Like anything else worth having, however, this opportunity was worth fighting for.
“This rivalry is something very special,” Earnest said after announcing that the two schools had succeeded in rescheduling the contest. “It survived Hurricane Camille, it survived Hurricane Katrina, it even survived World War II. So it was really, really important to us and really important to our two communities that we were able to get this game in, and we’re both really excited that we get to continue this rivalry.”
But the battle did not end there. Uncertainty over crowd limits for high school sporting events continued to loom during the weeks leading up to Week 1 of the regular season, even forcing several school districts throughout the state to cancel their football seasons. Hattiesburg head coach and Athletics Director Tony Vance, equally as passionate about preserving the storied rivalry, worked swiftly with school district officials to implement plans and procedures that would allow the Tigers’ home games to be played while protecting the health and safety of all participants involved.
“I just hope people will understand that we’re fortunate to be able to play football right now,” Vance said Tuesday. “So we’re not going to complain that we won’t have a full crowd up there cheering for us. That’s just part of it. We’re able to play, so we’re just going to have to create our own excitement and our own energy.”
Both the Tornadoes and Tigers have been hard at work preparing for what many of the players consider the most important game of the season.

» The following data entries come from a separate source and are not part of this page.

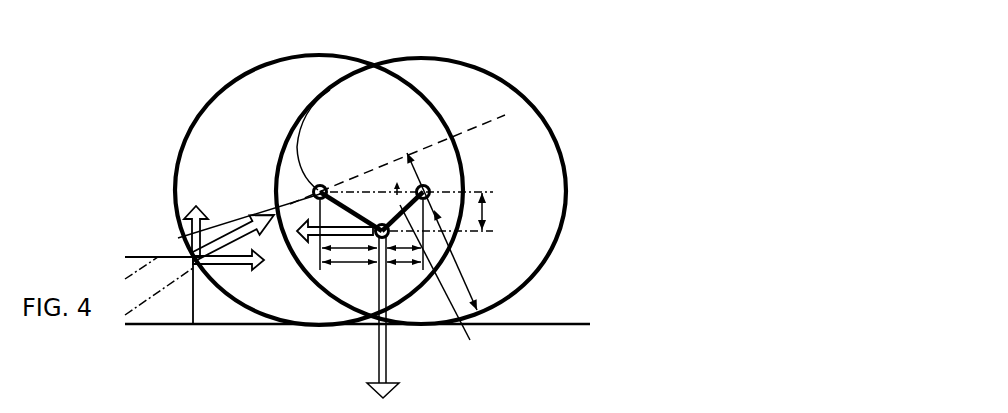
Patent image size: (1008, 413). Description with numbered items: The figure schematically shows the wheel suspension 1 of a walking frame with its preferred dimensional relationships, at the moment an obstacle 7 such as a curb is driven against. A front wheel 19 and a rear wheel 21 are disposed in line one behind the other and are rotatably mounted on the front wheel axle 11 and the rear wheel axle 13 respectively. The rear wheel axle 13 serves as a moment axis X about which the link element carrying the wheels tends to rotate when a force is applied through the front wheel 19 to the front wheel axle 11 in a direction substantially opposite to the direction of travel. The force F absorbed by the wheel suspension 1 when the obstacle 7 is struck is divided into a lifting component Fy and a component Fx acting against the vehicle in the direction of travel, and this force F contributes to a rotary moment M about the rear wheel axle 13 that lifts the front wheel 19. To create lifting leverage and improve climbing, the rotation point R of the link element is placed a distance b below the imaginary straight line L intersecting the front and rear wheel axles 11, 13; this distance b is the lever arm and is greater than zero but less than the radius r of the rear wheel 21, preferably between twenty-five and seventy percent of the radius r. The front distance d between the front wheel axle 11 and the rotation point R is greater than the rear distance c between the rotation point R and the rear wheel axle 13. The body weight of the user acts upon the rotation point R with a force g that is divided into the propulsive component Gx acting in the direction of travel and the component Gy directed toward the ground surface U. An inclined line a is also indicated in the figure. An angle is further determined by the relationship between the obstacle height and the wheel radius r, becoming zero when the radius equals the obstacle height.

The wheel suspension 1 is at (133, 96).
The obstacle 7 is at (135, 256).
The front wheel axle 11 is at (330, 90).
The rear wheel axle 13 is at (428, 226).
The front wheel 19 is at (236, 82).
The rear wheel 21 is at (512, 86).
The radius of the rear wheel r is at (222, 217).
The rotation point R is at (385, 226).
The imaginary straight line L is at (379, 226).
The propulsive force component Gx is at (376, 229).
The ground-directed force component Gy is at (377, 361).
The moment axis X is at (432, 183).
The inclined line a is at (430, 142).
The rotary moment M is at (430, 180).
The lever arm distance b is at (487, 208).
The rear distance c is at (408, 266).
The front distance d is at (324, 266).
The force F is at (266, 240).
The horizontal force component Fx is at (250, 268).
The lifting force Fy is at (190, 222).
The force g is at (453, 323).
The ground surface U is at (558, 322).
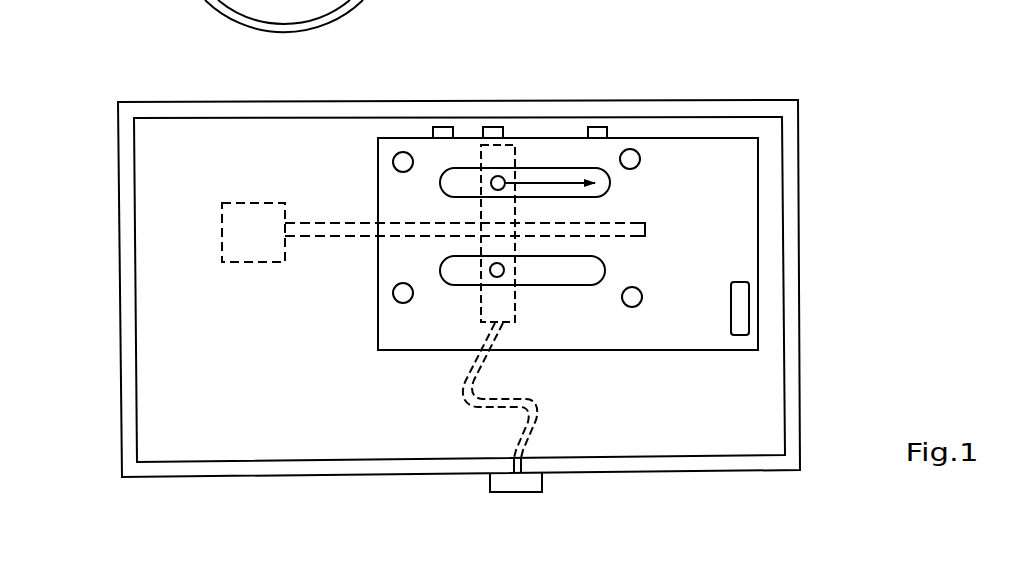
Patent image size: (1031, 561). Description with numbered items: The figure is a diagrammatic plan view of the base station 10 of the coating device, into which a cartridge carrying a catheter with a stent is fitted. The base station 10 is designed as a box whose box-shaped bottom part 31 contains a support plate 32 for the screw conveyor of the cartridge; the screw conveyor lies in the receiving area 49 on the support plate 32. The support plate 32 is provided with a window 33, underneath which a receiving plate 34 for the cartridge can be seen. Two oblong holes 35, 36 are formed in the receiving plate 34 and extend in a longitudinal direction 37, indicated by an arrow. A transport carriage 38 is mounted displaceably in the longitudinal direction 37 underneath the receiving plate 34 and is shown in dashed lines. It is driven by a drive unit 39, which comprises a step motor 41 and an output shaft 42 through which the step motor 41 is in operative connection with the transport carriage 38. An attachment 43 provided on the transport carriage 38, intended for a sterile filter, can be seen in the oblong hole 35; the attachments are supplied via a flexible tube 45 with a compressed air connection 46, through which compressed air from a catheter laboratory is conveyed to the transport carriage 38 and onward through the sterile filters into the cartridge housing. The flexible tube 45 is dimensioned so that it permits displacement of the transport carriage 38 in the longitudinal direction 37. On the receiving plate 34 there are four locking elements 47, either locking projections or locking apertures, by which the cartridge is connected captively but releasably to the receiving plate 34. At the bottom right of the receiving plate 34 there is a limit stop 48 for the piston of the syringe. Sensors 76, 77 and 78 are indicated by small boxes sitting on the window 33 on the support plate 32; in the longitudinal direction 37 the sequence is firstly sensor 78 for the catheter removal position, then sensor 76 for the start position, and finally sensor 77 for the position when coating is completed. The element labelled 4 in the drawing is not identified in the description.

The base station 10 is at (826, 232).
The bottom part 31 is at (793, 352).
The support plate 32 is at (757, 403).
The window 33 is at (758, 178).
The receiving plate 34 is at (722, 242).
The oblong hole 35 is at (576, 270).
The oblong hole 36 is at (540, 175).
The longitudinal direction 37 is at (621, 137).
The transport carriage 38 is at (488, 247).
The drive unit 39 is at (324, 250).
The step motor 41 is at (234, 230).
The output shaft 42 is at (648, 222).
The attachment 43 is at (493, 274).
The flexible tube 45 is at (463, 395).
The compressed air connection 46 is at (535, 478).
The locking elements 47 is at (401, 152).
The limit stop 48 is at (737, 302).
The receiving area 49 is at (222, 428).
The slide element 4 is at (513, 170).
The sensor 76 is at (498, 126).
The sensor 77 is at (603, 126).
The sensor 78 is at (446, 126).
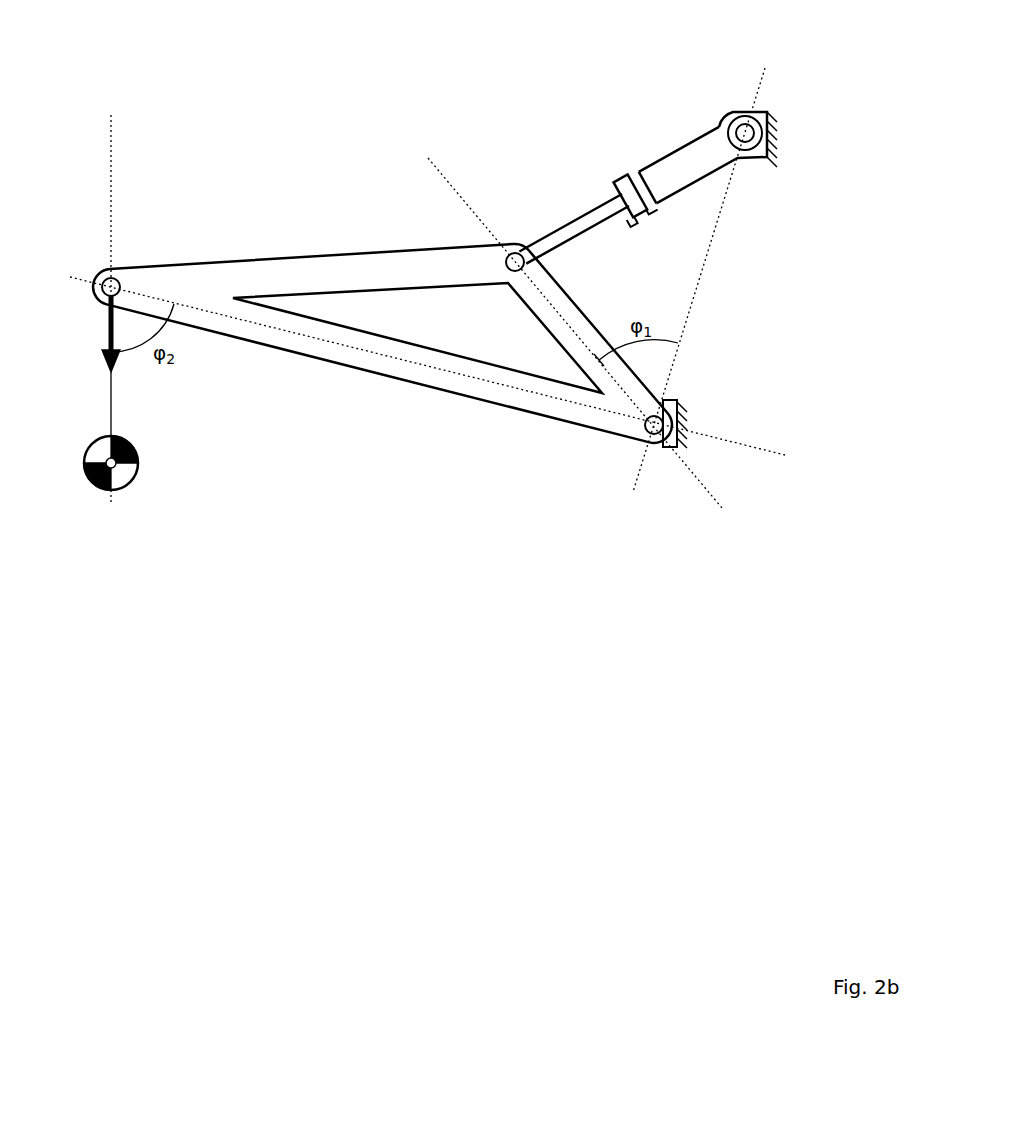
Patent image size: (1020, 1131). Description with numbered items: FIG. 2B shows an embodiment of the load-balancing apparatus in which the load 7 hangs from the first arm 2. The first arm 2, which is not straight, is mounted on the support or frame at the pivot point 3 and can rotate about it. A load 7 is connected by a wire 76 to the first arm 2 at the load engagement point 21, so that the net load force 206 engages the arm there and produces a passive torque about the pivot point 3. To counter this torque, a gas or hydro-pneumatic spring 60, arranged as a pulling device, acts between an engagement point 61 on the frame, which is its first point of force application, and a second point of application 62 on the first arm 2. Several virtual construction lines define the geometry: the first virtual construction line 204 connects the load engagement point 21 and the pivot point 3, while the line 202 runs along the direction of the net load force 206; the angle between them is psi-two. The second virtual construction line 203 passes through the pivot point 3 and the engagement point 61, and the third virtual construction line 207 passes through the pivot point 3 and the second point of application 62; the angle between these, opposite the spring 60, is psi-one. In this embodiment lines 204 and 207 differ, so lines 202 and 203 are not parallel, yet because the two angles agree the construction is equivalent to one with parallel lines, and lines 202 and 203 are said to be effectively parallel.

For Laurel, many of the same players who helped the team reclaim the Jug last year for the first time since 2014 will be back on the field again Friday. Dandy Dozen wide receiver Kanarius Johnson will be featured once again as the biggest target in a high-powered passing offense. Dexter Scott, the Tornadoes’ 6-foot-3 signal-caller, returns with heightened expectations and poise after leading the Tornadoes as a starter in their final five games of the 2019 season.
As for Hattiesburg, the main issue will be a general lack of experience. Most of the contributors from the Tigers’ 2017 5A South State title team have graduated and advanced to higher levels of competition, leaving talented but young teammates behind to fill the gaps and carry the program forward. Hattiesburg finished last season with a 4-7 record, missing the playoffs for the first time in Vance’s coaching career. However, Vance said the early ending to the Tigers’ season allowed them to spend extra time in the weight room training to better themselves for the season ahead.
Friday night, Laurel will be fighting to lay claim to the Jug for the 50th time in school history, as the Tornadoes currently lead the all-time series with 49 wins, 44 losses and 5 ties. Hattiesburg, on the other hand, will be fighting to rekindle the momentum they have had in the rivalry under Vance’s guidance, seeking its fifth win in eight years since he became head coach of the program.
Having overcome so much to make this 99th chapter possible, the Tornadoes and Tigers will line up for Friday night’s 7 p.m. kickoff with only one thing on their minds — seizing the opportunity earn one more year of bragging rights for the schools and communities that fought so valiantly to keep the Lil’ Brown Jug rivalry alive.